MKS: Schutzmaßnahmen abgeschwächt 

Der bislang letzte MKS-Nachweis war in Ungarn am 14. April. 

Rund einen Monat nach dem letzten Nachweis der Maul- und Klauenseuche (MKS) in Ungarn und der Slowakei hat man mit dem Zurückfahren der Schutzmaßnahmen begonnen. In die Slowakei dürfen laut dem Landwirtschaftsministerium in Bratislava seit dieser Woche wieder für MKS-empfängliche Tiere eingeführt werden, allerdings nicht in die weiterhin vorhandenen Sperrzonen. Daneben sind in nicht von der MKS betroffenen Gebieten wieder Tierausstellungen möglich. Tierhalter im ganzen Land sind weiter angehalten, Biosicherheitsmaßnahmen umzusetzen und ihre Tiere auf Krankheitssymptome zu kontrollieren. 

Während man sich in Ungarn mit dem Zurückfahren der Schutzmaßnahmen offenbar Zeit lassen will, sind in den Nachbarstaaten rasch Erleichterungen geplant.

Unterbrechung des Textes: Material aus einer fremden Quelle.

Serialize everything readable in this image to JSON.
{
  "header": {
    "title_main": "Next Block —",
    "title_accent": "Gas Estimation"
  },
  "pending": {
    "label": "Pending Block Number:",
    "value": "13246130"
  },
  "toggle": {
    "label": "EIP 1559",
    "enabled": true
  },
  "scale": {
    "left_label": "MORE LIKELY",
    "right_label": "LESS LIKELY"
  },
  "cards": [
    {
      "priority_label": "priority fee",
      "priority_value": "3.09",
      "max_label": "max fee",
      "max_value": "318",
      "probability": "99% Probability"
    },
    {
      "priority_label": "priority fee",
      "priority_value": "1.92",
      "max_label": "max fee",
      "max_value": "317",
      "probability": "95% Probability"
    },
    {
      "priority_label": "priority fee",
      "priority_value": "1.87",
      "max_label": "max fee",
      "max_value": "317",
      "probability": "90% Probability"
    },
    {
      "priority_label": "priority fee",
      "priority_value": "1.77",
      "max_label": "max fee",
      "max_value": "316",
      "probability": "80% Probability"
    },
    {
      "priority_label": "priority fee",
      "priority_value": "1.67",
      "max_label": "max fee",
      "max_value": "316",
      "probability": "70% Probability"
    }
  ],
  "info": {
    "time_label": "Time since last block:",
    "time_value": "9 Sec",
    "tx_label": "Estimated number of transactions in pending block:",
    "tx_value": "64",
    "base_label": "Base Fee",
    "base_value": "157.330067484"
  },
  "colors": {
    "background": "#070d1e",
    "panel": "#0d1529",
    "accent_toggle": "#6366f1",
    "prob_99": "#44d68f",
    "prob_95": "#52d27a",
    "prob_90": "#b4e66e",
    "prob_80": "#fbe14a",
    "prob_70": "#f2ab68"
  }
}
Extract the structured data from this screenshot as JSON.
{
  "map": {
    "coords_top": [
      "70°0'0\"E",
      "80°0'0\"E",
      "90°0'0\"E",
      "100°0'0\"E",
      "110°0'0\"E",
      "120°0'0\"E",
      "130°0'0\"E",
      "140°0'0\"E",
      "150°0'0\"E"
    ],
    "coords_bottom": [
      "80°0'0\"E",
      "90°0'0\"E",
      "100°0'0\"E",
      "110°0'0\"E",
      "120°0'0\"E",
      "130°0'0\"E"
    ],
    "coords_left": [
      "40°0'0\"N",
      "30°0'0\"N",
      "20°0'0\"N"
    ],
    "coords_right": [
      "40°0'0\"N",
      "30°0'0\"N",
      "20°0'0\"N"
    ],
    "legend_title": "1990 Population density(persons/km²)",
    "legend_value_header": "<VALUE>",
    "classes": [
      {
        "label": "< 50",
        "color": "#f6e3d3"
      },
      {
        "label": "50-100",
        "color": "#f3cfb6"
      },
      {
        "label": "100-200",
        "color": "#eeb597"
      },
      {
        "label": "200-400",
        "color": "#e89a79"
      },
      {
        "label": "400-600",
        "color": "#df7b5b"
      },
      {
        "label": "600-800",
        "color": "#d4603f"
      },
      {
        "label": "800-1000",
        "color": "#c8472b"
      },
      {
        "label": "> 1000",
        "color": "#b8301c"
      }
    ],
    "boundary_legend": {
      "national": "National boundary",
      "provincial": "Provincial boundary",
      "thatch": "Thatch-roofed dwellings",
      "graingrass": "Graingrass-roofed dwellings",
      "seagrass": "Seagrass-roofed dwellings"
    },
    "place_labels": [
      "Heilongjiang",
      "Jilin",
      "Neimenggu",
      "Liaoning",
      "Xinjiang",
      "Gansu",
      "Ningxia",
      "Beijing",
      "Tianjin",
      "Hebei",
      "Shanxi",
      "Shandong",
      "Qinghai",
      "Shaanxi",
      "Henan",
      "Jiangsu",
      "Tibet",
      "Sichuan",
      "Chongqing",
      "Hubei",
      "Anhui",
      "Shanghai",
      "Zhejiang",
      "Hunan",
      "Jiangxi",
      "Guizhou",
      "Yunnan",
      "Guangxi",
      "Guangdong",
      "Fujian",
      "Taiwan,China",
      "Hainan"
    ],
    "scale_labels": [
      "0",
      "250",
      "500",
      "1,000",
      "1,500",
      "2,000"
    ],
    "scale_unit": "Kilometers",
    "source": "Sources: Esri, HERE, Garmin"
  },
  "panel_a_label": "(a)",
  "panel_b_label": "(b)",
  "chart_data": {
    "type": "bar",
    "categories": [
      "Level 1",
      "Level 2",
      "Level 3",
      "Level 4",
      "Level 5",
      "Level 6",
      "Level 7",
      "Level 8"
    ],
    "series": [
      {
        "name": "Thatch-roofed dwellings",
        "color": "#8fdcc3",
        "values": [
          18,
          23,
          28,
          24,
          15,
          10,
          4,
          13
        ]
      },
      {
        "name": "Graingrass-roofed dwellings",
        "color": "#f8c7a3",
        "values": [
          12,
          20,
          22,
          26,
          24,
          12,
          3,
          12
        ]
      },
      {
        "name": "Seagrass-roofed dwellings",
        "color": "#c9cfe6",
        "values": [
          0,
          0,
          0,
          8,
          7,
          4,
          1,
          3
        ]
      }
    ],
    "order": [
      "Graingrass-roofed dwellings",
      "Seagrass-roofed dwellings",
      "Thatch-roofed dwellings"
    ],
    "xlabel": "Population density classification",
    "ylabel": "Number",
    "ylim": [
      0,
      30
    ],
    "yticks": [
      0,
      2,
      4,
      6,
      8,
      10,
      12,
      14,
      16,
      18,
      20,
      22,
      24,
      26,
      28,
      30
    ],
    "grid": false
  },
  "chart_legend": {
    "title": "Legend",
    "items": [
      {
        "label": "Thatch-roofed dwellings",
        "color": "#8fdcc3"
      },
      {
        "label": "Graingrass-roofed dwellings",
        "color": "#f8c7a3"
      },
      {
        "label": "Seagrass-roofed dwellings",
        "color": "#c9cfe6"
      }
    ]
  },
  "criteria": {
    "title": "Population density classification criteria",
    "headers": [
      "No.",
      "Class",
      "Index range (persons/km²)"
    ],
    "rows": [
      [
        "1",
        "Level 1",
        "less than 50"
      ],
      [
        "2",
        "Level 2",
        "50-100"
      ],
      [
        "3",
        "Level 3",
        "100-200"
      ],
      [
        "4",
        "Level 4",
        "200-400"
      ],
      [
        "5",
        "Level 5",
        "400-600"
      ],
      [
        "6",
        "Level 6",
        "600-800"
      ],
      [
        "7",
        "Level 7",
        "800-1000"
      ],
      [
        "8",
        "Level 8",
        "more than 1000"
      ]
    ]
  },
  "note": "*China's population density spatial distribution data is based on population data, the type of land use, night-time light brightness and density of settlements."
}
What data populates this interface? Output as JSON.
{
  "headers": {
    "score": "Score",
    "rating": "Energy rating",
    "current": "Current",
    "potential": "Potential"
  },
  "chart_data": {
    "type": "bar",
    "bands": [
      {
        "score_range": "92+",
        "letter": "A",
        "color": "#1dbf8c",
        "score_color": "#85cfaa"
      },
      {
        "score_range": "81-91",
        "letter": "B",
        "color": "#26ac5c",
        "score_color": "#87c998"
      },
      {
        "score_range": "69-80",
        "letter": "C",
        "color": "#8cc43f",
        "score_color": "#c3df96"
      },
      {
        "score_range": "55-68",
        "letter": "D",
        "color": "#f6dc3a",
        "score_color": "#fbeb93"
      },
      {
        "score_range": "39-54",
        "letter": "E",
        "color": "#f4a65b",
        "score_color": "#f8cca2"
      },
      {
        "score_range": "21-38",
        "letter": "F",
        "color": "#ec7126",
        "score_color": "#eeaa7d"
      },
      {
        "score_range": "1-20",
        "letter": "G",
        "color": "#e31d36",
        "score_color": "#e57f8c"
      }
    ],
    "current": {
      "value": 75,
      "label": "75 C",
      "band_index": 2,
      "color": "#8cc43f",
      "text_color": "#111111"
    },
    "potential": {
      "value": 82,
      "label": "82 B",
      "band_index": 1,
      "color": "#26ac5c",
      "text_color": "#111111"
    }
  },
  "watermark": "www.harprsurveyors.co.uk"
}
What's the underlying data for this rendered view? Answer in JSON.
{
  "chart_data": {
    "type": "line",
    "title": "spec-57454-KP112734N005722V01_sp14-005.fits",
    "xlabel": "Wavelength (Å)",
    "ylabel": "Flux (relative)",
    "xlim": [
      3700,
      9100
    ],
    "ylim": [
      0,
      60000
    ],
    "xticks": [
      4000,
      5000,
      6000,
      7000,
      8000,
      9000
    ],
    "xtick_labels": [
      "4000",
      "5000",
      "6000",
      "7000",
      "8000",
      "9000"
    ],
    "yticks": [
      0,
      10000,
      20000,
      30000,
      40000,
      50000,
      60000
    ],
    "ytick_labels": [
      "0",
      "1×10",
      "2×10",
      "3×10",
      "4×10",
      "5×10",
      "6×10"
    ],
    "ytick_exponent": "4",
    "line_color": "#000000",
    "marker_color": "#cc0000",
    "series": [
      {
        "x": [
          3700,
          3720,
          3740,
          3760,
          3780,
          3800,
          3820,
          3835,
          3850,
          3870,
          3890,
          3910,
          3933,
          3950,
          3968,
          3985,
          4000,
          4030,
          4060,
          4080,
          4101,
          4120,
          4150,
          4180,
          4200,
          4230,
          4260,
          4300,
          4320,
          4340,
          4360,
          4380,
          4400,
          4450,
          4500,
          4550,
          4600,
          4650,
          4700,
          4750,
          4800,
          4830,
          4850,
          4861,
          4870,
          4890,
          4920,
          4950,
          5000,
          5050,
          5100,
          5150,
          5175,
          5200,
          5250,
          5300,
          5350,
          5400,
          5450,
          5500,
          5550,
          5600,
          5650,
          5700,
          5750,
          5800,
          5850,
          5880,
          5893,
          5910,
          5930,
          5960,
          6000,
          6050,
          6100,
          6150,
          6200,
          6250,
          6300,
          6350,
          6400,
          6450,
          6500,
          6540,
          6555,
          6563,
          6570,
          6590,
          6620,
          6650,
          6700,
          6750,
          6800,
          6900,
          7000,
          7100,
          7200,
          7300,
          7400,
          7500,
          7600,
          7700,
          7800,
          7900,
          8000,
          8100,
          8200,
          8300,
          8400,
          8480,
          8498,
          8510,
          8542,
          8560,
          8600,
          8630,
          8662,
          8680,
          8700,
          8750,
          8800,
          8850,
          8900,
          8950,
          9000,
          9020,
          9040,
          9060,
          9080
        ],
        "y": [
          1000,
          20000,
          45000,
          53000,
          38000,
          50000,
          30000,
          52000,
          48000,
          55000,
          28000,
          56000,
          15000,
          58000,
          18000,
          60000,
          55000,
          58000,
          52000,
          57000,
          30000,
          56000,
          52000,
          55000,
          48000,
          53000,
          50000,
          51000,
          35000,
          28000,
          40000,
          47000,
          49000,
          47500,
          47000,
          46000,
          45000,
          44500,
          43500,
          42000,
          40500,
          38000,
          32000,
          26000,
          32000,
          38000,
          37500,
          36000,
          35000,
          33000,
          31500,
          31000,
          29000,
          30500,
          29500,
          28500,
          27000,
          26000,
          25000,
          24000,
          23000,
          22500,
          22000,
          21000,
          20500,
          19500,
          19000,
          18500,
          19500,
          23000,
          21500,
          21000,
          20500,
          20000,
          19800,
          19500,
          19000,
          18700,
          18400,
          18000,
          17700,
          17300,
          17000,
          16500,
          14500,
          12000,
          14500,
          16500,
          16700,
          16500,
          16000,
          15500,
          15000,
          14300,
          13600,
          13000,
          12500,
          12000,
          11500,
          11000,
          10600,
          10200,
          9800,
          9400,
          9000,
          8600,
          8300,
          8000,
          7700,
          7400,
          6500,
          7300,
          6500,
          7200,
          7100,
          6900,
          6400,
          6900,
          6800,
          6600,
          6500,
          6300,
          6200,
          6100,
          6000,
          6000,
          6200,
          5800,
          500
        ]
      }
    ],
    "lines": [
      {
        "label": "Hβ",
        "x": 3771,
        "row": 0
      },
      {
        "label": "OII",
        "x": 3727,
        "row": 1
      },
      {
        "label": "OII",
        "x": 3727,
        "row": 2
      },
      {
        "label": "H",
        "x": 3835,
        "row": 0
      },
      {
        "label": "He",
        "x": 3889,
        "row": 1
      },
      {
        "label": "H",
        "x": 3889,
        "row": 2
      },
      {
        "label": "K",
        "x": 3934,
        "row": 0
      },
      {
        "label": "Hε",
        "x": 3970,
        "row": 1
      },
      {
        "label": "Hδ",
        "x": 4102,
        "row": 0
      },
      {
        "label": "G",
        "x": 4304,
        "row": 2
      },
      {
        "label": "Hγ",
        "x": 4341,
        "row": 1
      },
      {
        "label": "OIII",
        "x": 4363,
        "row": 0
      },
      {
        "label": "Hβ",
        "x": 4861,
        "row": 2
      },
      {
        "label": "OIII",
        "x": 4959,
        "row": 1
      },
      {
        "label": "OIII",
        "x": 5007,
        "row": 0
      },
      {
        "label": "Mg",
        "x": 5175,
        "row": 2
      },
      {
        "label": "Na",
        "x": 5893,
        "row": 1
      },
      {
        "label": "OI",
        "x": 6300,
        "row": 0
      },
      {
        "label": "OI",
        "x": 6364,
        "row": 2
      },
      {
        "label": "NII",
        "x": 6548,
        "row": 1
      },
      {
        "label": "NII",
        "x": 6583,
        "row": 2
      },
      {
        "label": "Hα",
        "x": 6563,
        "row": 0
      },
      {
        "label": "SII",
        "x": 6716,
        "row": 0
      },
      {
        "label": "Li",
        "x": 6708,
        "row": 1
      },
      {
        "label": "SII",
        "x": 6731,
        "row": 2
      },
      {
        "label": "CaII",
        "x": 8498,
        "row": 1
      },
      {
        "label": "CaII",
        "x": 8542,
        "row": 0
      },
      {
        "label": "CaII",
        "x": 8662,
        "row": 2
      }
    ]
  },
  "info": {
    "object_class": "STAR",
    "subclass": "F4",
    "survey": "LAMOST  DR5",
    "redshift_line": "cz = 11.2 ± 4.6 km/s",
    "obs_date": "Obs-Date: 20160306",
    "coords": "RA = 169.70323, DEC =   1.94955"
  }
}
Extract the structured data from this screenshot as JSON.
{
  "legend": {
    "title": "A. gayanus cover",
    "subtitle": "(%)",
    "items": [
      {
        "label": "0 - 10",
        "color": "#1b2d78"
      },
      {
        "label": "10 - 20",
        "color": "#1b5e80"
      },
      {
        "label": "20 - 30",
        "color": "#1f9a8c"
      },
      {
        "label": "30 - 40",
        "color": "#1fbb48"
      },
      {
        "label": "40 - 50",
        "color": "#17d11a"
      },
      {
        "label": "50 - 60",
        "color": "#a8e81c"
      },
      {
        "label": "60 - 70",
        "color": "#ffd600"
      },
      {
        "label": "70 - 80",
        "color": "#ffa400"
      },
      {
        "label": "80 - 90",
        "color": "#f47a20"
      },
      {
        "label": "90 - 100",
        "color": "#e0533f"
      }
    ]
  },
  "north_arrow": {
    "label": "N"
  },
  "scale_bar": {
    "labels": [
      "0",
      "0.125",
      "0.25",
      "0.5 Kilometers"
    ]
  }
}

So hob Slowenien die Einfuhrbeschränkungen unter anderem für Lebendvieh, Fleisch und Stroh am Montag auf. Tschechien plant die Aufhebung für den kommenden Sonntag, Österreich für den Dienstag darauf. Zudem wird in Österreich laut der Regierung die im unmittelbaren Grenzgebiet verhängte Überwachungszone am 17. Mai aufgehoben. Die grenzüberschreitend vereinbarte erweiterte Sperrzone in Niederösterreich und im Burgenland läuft zum 20. Mai aus. In der Slowakei wurden seit dem 4. April und in Ungarn seit dem 14. April keine weiteren MKS-Fälle mehr gemeldet.